Zhi-Zhun Mo,Zhi-Xiu Lin,ZiRen Su,Lin Zheng,Hui-Lin Li,JianHui Xie,Yan-Fang Xian,Tie-Gang Yi,Shui-Qing Huang,Jian-Ping Chen 한국식품영양과학회 2018 Journal of medicinal food Vol.21 No.9
Angelica sinensis (AS, Danggui in Chinese) is an important herbal component of various traditional formulae for the management of asthenia and its tonic effects. Although AS has been shown to ameliorate cognitive damage and nerve toxicity in D-galactose (D-gal)-elicited senescent mice brain, its effects on liver and kidney injury have not yet been explored.

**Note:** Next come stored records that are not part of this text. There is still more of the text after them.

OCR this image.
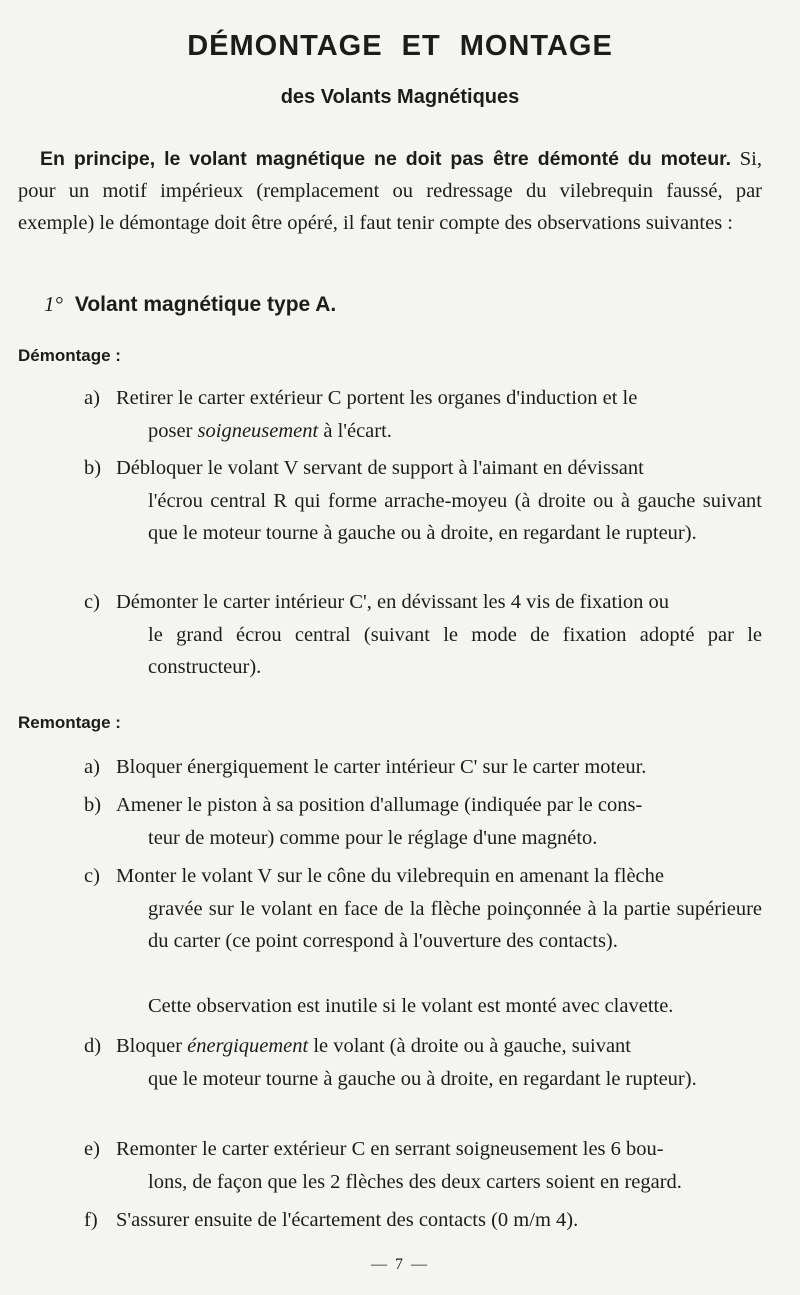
DÉMONTAGE ET MONTAGE
des Volants Magnétiques

En principe, le volant magnétique ne doit pas être démonté du moteur. Si, pour un motif impérieux (remplacement ou redressage du vilebrequin faussé, par exemple) le démontage doit être opéré, il faut tenir compte des observations suivantes :

1° Volant magnétique type A.
Démontage :
a) Retirer le carter extérieur C portent les organes d'induction et le
poser soigneusement à l'écart.
b) Débloquer le volant V servant de support à l'aimant en dévissant
l'écrou central R qui forme arrache-moyeu (à droite ou à gauche suivant que le moteur tourne à gauche ou à droite, en regardant le rupteur).
c) Démonter le carter intérieur C', en dévissant les 4 vis de fixation ou
le grand écrou central (suivant le mode de fixation adopté par le constructeur).
Remontage :
a) Bloquer énergiquement le carter intérieur C' sur le carter moteur.
b) Amener le piston à sa position d'allumage (indiquée par le cons-
teur de moteur) comme pour le réglage d'une magnéto.
c) Monter le volant V sur le cône du vilebrequin en amenant la flèche
gravée sur le volant en face de la flèche poinçonnée à la partie supérieure du carter (ce point correspond à l'ouverture des contacts).
Cette observation est inutile si le volant est monté avec clavette.
d) Bloquer énergiquement le volant (à droite ou à gauche, suivant
que le moteur tourne à gauche ou à droite, en regardant le rupteur).
e) Remonter le carter extérieur C en serrant soigneusement les 6 bou-
lons, de façon que les 2 flèches des deux carters soient en regard.
f) S'assurer ensuite de l'écartement des contacts (0 m/m 4).
— 7 —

In this work, mice were subjected to hypodermic injection with D-gal (200 mg/kg) and orally gavaged with AS (20, 40, or 80 mg/kg) once a day for 8 successive weeks. Results revealed that AS significantly improved liver and kidney function as assessed by organ index and functional parameters. In addition, AS pretreatment effectively ameliorated the histological deterioration. AS attenuated the MDA level and markedly enhanced the activities and gene expressions of antioxidative enzymes, namely Cu, Zn-SOD, CAT, and GPx. Furthermore, AS markedly inhibited the D-gal-mediated increment of expressions of inflammatory cytokines iNOS, COX-2, IκBα, p-IκBα, and p65 and promoted the IκBα expression level in both hepatic and renal tissues. In sum, AS pretreatment could effectively guard the liver and kidney of mice from D-gal-induced injury, and the underlying mechanism was deemed to be intimately related to attenuating oxidative response and inflammatory stress.